Os milhões de corpos negros que habitam o fundo do mar

750 seres humanos. Não é um número pequeno. Cruzar fronteiras, a tragédia migratória que acomete africanos todos os dias em busca de uma vida digna.  Europa, 14 de junho, um barco de pesca naufraga em águas gregas com 750 pessoas, imigrantes e negros. Foram  80 mortos. Uma tragédia anunciada. As autoridades da Grécia souberam do naufrágio muitas horas antes e nada fizeram. Manifestações bem modestas pedindo respostas ao governo grego tomaram as ruas de Atenas. O país resolveu decretar três dias de luto. 
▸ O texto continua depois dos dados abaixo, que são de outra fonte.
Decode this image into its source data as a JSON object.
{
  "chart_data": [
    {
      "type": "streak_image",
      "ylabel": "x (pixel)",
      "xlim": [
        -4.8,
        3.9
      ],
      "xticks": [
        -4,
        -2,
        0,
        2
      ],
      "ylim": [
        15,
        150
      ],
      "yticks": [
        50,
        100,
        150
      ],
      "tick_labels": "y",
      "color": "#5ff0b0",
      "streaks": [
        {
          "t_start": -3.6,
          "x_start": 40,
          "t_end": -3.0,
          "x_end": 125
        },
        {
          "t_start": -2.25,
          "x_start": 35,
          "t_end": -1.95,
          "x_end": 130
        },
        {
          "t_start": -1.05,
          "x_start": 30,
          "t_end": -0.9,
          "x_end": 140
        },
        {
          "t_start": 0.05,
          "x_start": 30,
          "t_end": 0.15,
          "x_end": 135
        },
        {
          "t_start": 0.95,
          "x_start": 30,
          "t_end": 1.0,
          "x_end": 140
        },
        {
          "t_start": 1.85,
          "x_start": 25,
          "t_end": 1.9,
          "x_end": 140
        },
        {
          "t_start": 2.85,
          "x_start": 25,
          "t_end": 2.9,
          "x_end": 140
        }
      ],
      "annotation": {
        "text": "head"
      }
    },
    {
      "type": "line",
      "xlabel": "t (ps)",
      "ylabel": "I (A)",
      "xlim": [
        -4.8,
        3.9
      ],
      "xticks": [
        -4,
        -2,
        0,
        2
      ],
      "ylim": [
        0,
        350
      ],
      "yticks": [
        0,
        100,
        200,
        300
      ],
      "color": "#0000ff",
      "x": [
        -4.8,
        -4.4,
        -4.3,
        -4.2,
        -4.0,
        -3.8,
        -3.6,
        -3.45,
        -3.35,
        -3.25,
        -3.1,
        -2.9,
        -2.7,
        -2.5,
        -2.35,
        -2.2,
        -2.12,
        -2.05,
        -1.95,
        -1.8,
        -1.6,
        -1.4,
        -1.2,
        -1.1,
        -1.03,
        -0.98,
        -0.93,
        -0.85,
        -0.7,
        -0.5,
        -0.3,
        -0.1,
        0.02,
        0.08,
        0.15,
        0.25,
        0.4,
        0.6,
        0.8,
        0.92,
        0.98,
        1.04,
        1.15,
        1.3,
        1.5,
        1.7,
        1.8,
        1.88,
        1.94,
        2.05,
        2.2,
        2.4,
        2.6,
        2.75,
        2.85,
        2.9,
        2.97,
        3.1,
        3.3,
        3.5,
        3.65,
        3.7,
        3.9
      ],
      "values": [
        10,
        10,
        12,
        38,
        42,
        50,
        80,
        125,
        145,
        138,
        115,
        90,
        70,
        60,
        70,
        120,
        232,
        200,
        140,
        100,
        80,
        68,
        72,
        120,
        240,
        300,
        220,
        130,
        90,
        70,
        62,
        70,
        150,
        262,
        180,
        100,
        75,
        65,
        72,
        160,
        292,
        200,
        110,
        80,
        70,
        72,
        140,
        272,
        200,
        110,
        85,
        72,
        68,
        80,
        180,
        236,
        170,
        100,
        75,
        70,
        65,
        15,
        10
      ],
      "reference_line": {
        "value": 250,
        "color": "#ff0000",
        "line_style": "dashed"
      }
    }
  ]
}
Dois dias atrás, outro barco naufraga, desta vez em águas espanholas, nas ilhas Canarias, aparentemente levando 61 pessoas. Novamente pediram ajuda de resgate, mais de 12 horas antes do barco afundar. Não atenderam ao pedido. A ajuda chegou tarde demais. Dois corpos foram encontrados pelas autoridades, o que significa que mais de 30 pessoas ainda estão desaparecidas no mar.

A política limitada ao controle de fronteiras da União Europeia está causando milhares de mortes no mar. É necessária uma mudança drástica nas políticas migratórias que coloquem no centro a vida, os direitos e a proteção das pessoas, em vez de tratar esta situação como um mero controlo de fronteiras e manter as pessoas que precisam de ajuda o mais longe possível do país.

Só este ano estima-se que tenham morrido 1.100 pessoas no mar tentando chegar à Europa, sendo que no mar Mediterrâneo se registam mais de 26.000 mortos desde 2015, números que não refletem todas as mortes, já que muitas desaparecem sem deixar rasto. Já existe milhões de africanos no fundo dos oceanos atlânticos que foram jogados  durante séculos de escravidão. 

Historiadores estimam que entre 15% e 25% dos africanos escravizados eram lançados ao mar, alguns mortos e outros até vivos se estivessem doentes. Se fala em quase 2 milhóes de corpos negros no fundo do mar. Em 2012 foi descoberto um verdadeiro cemitério de escravos debaixo d’água em uma ilha do Atlântico do Sul, chamada Santa Helena, quando construiam um aeroporto.

Os corpos pretos continuam ocupando espaço nos oceanos de maneira cruel, enquanto isso meio mundo se mobilizou e recursos públicos foram gastos na busca de cinco bilionários brancos que resolveram fazer um turismo no fundo do mar. 

No dia 6 de fevereiro de 2014, aconteceu a tragédia de Tarajal, onde 15 pessoas morreram na praia de Tarajal, em Ceuta na Espanha, afogadas, tentando chegar a nado à costa espanhola, enquanto os agentes da Guarda Civil disparavam contra eles balas de borracha e metralhadoras de fumaça.

E não só no mar a política migratória atinge os corpos negros. Exatamente um ano atrás acontecia um dos maiores massacres na Europa, que ficou conhecido como o Massacre de Melilha. Na manhã do dia 24 de junho de 2022, entre 1.500 e 2.000 migrantes e refugiados, a maioria do Sudão, Sudão do Sul e Chade que fugiam dos conflitos armados, tentaram cruzar a fronteira, pulando a cerca entre Marrocos e Melilla, Espanha. Cerca de 400 pessoas ficaram presas em um espaço pequeno e consequentemente confinados, os policiais partiram para cima e o confronto terminou com 37 mortos, 77 desaparecidos e 470 deportações ilegais. 

Um ano depois da tragédia nada aconteceu, a policía espanhola e marroquina não pagaram pelo crime cometido, o que deixa uma porta aberta para que uma tragédia como esta volte a acontecer, colocando em risco a vida de milhares de pessoas que buscam refúgio. 

Enquanto os países europeus tentam se livrar da culpa das tragédias, culpando as máfias de tráfico de pessoas,  a população africana continua morrendo e seus corpos pretos sendo acumulados nos cemitérios aquáticos do Mediterrâneo.